At De La Salle Santiago Zobel School, the IBDP students had further service experience where they learned how to plan effectively for a service project and to ensure its successful execution. Taking part in the school’s established “Goodbye Gotam” (or “goodbye hunger”) project, they planned games for the local children whose families had moved to Metro Manila in order to be close to their loved ones who are incarcerated at the local penitentiary and for many of these children, it was not unusual to have only one meal a day. By participating in the weekly feeding of these children, the students were able to experience firsthand what a difference a simple meal can make to others. They also visited a home for former street children called “Haven for Children” and played games with these children besides sharing a meal with them. Through these service activties, many of the students were struck by the ways that they could communicate and bring happiness to these boys, despite the language barrier between them.
The IBDP students also had the rare opportunity for a tour of De La Salle University in Manila. There, they had the luck of having a session on core Lasallian values with Br. Michael Broughton FSC, the outgoing Vice President for Lasallian Mission at the university. Through the session, students were also encouraged to consider the needs of all who are less fortunate and keeping uppermost in their minds the suffering of those less fortunate than themselves. The tour of the university included not only the college’s academic and administrative buildings but also a visit to the college’s Chapel of the Most Blessed Sacrament. The experiences gained from the trip certainly served to reinforce the students resolve and understanding to making a difference in the world. This was reflected in the feedback of one of the students, Marcus Liew who said, “I will remember to have faith in the fact that I have the ability to make a difference. I will remember that as a member of this community, I need those around me and those around me need me. I will remember that my life should not be about me, but about making use of myself to serve those around me. Maybe privilege is not found in having more, but instead in appreciating the little that we have.”
Dr. Nicola Brown who is the High School Principal of SJIIM, was also delighted with the students positive experience and takeaway from the camp, “The benefits of attending the Lasallian Leadership Training Camp for our IBDP students are invaluable and completely tangible. The students are changed by their experiences.
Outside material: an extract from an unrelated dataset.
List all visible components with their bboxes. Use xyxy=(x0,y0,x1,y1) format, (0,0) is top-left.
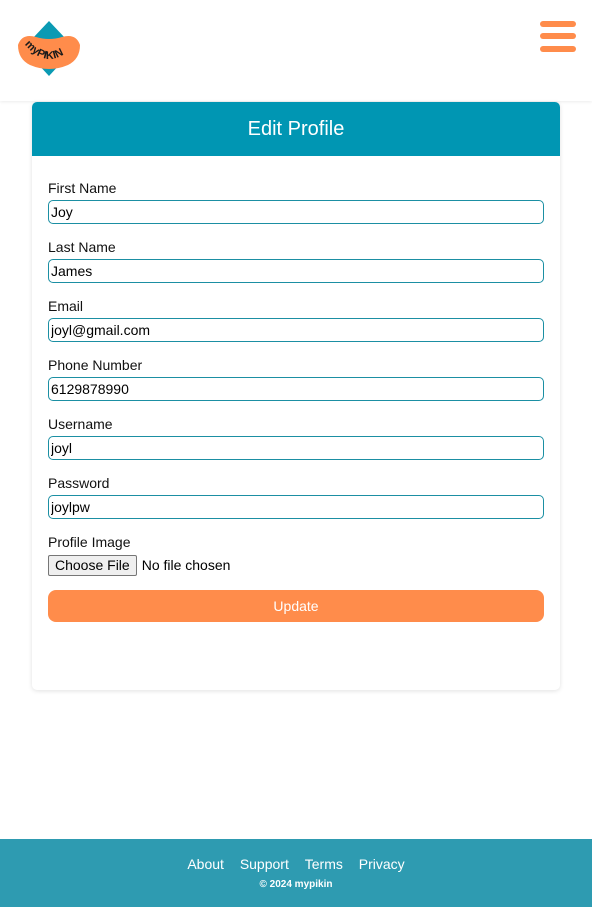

They are imbued with our values and a deep appreciation of how to share these with the community. The younger students see their exemplary modelling of Faith, Service and Community and are inspired to follow suit. It is a privilege to attend the camp and we look forward to our future collaboration with the Philippines team.”
Upon the IBDP students’ return to Kuala Lumpur, it was found that the scholars have become more aware of what is means to be a Lasallian and understood better the obstacles and challenges that come from the cause of serving the last, the lost, and the least. They have also bonded together well and are now ready to help grow the Lasallian mission back in SJIIM and Malaysia.